Desde esas páginas se alertaba de operaciones contra ETA y las secciones de anuncios por palabras -Merkatu Txiquia («pequeño mercado» y Agurriak (saludos)- eran utilizada para comunicaciones entre etarras. Así lo admitieron muchos terroristas al ser detenidos, como Juan José Aramburu, del comando Katamotz, quien confesó: «Utilicé la sección del Merkatu Txikia del Egin para cosas urgentes y sin tener la seguridad que este este mensaje fuera captado por Anboto (Soledad Iparagirre), ya que teníamos establecido previamente una forma de entendimiento». Otros etarras arrestados también lo confirmaron.

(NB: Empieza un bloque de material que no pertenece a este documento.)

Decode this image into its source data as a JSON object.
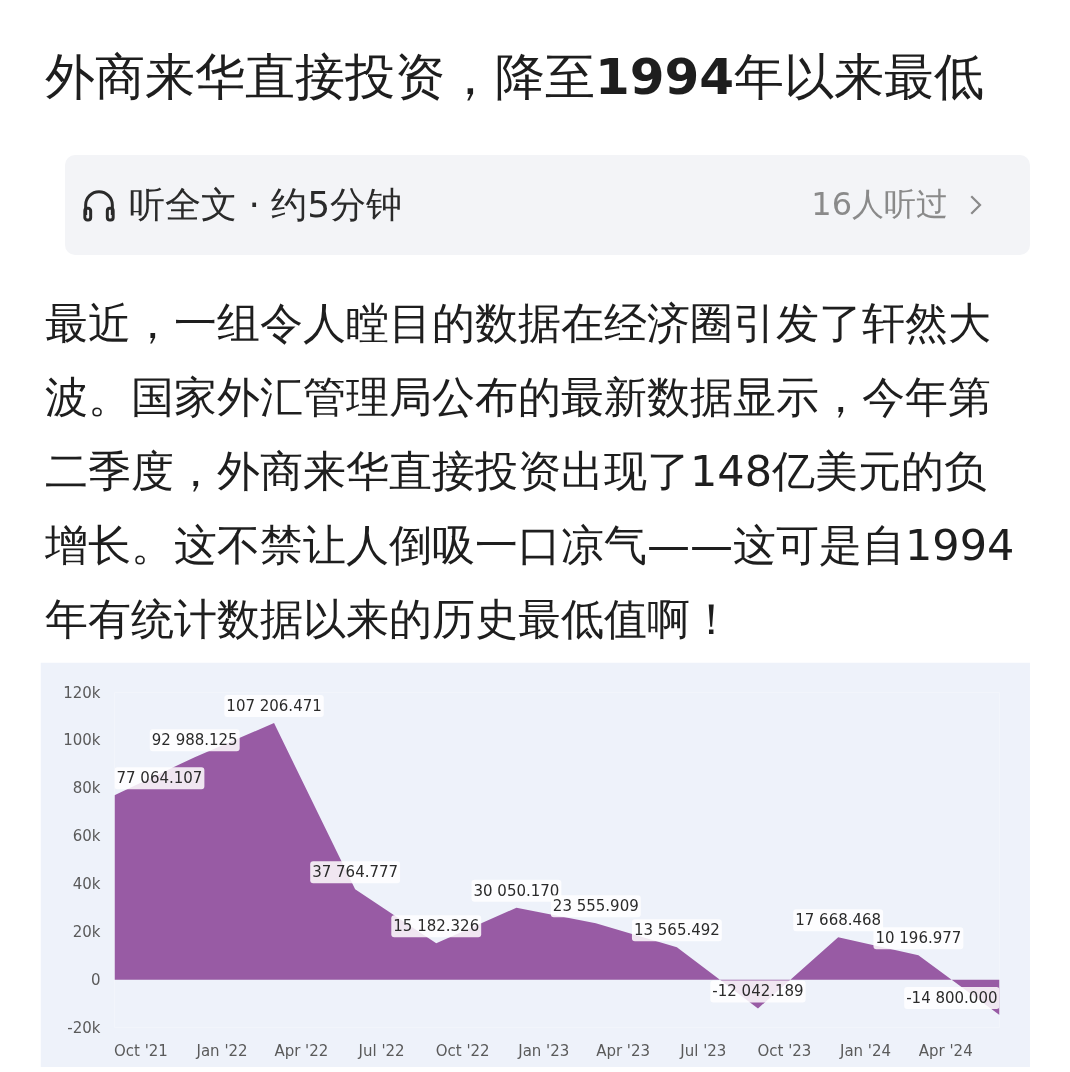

[Imagen: policia-egin-efe-kB--510x349@abc.jpg]
La Policía entra en las instalaciones del diario Egin en una imagen de archivo - EFE

A la operación de Egin siguió otra contra la red Sarea, el «equipo de investigación» del periódico dirigido por Pepe Rei y que, según se demostró, trabajaba para la banda captando información para atentados, actos de kale borroka y hostigamiento de los cachorros y satanización de objetivos.
El golpe a Egin formaba parte de la estrategia puesta en marcha por la Policía en 1997 para acabar con el entramado del MLNV. La idea era acabar con la otra ETA, la que no llevaba pistolas pero que era imprescindible para la banda. La recién creada UCI -con las plantillas del País Vasco y Navarra- jugó un papel decisivo, porque de ella salieron los informes que convencieron a los fiscales y jueces de la Audiencia Nacional de que había que atacar a todas las organizaciones.

Golpe a golpe
Golpe a golpe, informe a informe, tras miles de horas de análisis de cada documento intervenido a ETA, cada declaración de los detenidos, cada información publicada, se conseguía ilegalizar al entramado. Primero Xaki, tras las tregua trampa del 2000; ese mismo año EKIN, sucesora de KAS en la codirección del MLNV junto a los pistoleros; en 2001, Jarrai, los cachorros de ETA, su sucesora Kaika y más tarde Segi, ésta en 2002; también en ese ejercicio se ataca el entramado financiero de la banda, con el cierre de su red de herriko tabernas y sociedades y en 2006 se ilegaliza Batasuna...
«Estas organizaciones cogían poder a medida que Francia colaboraba más en la lucha contra ETA», explica un veterano investigador de la UCI. «Y según las desmantelábamos, el resto tenía que ocuparse de su trabajo y asumir el de la ilegalizada. En los 90 Herri Batasuna sólo era responsable de la línea política; con los golpes sucesivos acabó quedándose con todo, siempre sometida a la organización... Así llegamos hasta la operación de Segura, que determina el final del sistema» tal como estaba concebido».